O Brasileiro que ganhou um Oscar
Por Gilberto Silos
Augusto Ricciardi era um cidadão brasileiro como outro qualquer. Família humilde. Neto de imigrantes italianos. Desde cedo começou a trabalhar e estudar. Casado, duas filhas. Com muito esforço formou-se em economia e foi aprovado num concurso para o Banco do Brasil.
Acontece, porém, que o Augustinho – como todos o chamavam – era gago. Na escola, desde criança, já sofria bullying por parte dos colegas. Isso lhe afetava a autoestima e lhe causava até um certo sentimento de inferioridade que ele carregou pela vida toda. Sua timidez era decorrente desse sentimento. Era homem de pouca conversa. Detestava entrevistas. Quando, na rua , era abordado por algum canal de televisão para dar algum depoimento ou responder a alguma pesquisa, fugia do entrevistador como o diabo foge da cruz. Tinha ojeriza a programas de entrevistas na televisão e uma aversão mortal ao Domingão do Faustão. No Banco do Brasil exercia uma função estritamente burocrática, que não lhe exigia contato com o público.
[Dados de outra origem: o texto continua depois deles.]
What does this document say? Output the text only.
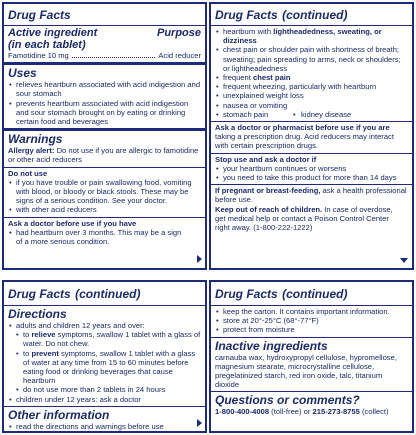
Drug Facts
Active ingredient	Purpose
(in each tablet)
Famotidine 10 mg	Acid reducer
Uses
• relieves heartburn associated with acid indigestion and sour stomach
• prevents heartburn associated with acid indigestion and sour stomach brought on by eating or drinking certain food and beverages
Warnings
Allergy alert: Do not use if you are allergic to famotidine or other acid reducers
Do not use
• if you have trouble or pain swallowing food, vomiting with blood, or bloody or black stools. These may be signs of a serious condition. See your doctor.
• with other acid reducers
Ask a doctor before use if you have
• had heartburn over 3 months. This may be a sign of a more serious condition.
Drug Facts (continued)
• heartburn with lightheadedness, sweating, or dizziness
• chest pain or shoulder pain with shortness of breath; sweating; pain spreading to arms, neck or shoulders; or lightheadedness
• frequent chest pain
• frequent wheezing, particularly with heartburn
• unexplained weight loss
• nausea or vomiting
• stomach pain	• kidney disease
Ask a doctor or pharmacist before use if you are taking a prescription drug. Acid reducers may interact with certain prescription drugs.
Stop use and ask a doctor if
• your heartburn continues or worsens
• you need to take this product for more than 14 days
If pregnant or breast-feeding, ask a health professional before use.
Keep out of reach of children. In case of overdose, get medical help or contact a Poison Control Center right away. (1-800-222-1222)
Drug Facts (continued)
Directions
• adults and children 12 years and over:
• to relieve symptoms, swallow 1 tablet with a glass of water. Do not chew.
• to prevent symptoms, swallow 1 tablet with a glass of water at any time from 15 to 60 minutes before eating food or drinking beverages that cause heartburn
• do not use more than 2 tablets in 24 hours
• children under 12 years: ask a doctor
Other information
• read the directions and warnings before use
Drug Facts (continued)
• keep the carton. It contains important information.
• store at 20°-25°C (68°-77°F)
• protect from moisture
Inactive ingredients
carnauba wax, hydroxypropyl cellulose, hypromellose, magnesium stearate, microcrystalline cellulose, pregelatinized starch, red iron oxide, talc, titanium dioxide
Questions or comments?
1-800-400-4008 (toll-free) or 215-273-8755 (collect)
Apesar de tartamudo, o Augustinho tinha uma paixão pelo idioma inglês. Dedicou-se a aprender essa língua desde os primeiros anos do ginásio. Chegou, inclusive, a ganhar uma bolsa de estudos do próprio Banco , com direito a seis meses de estudo em Nova Iorque, com tudo pago. E o mais interessante era que Augustinho não gaguejava quando falava no idioma de Shakespeare.
A vida de Augustinho transcorreu nesse ramerrão durante muitos anos, até ele se aposentar. Em seguida ficou viúvo e a depressão começou a ameaçá-lo.
Resolveu, então, passar uma temporada com uma filha casada que residia em Nova Iorque. Por sugestão do genro resolveu fazer um desses cursos rápidos de arte dramática, aproveitando o fato de que além de dominar bem o inglês esse esforço poderia ajudá-lo a libertar-se um pouco daquela terrível timidez. Destacou-se no curso , mostrando até um certo talento para a comunicação não-verbal. Suas expressões corporais, fisionômicas e gestuais diziam muito mais que suas palavras.
Antes mesmo de concluir o curso foi contratado por uma empresa de publicidade para atuar em alguns comerciais de 30 segundos para a TV. Foi um sucesso. E para surpresa de todos recebeu um convite para um papel de coadjuvante num filme para o cinema. Ora bolas, mas um homem com tamanha timidez atuar num filme ? Não era a praia do Augustinho. Acontece que o papel que lhe foi oferecido era de um mudo, que se comunicava apenas com gestos e expressões fisionômicas. Não se exigia que dissesse sequer uma única palavra. Sendo assim ele topou.
Era uma surpresa atrás da outra. O filme foi lançado e estourou nas bilheterias. E, pasmem, o Augustinho foi indicado para concorrer ao Oscar de ator coadjuvante. Ele não acreditava no que estava acontecendo.
Na noite de entrega do grande prêmio da Academia, o Augustinho suava frio, enfiado num smoking apertadíssimo. E o mundo parecia desabar sobre sua cabeça quando anunciaram o vencedor de melhor ator coadjuvante: era ele. Subiu ao palco todo desconcertado, recebeu a estatueta com um quase inaudível thank you e rumou para casa. Recebido pela filha, toda orgulhosa, ela logo o colocou a par do que estava acontecendo: dezenas de e-mails e telefonemas convidando-o para entrevistas; e a Rede Globo já anunciava que já no próximo domingo ele seria entrevistado no Domingão do Faustão.
Ao ouvir tudo isso, Augustinho, descontrolado, tomado por um acesso de fúria, arremessou a estatueta na parede e espatifou-a em mil pedaços. Sob o olhar estupefato da família, retirou-se para dormir.
No dia seguinte, como não despertasse, entraram no quarto para verificar o que estava acontecendo. Encontraram-no morto, vitimado por um infarto. Dar entrevista no Domingão do Faustão ? Nunca. Morrer seria mais digno.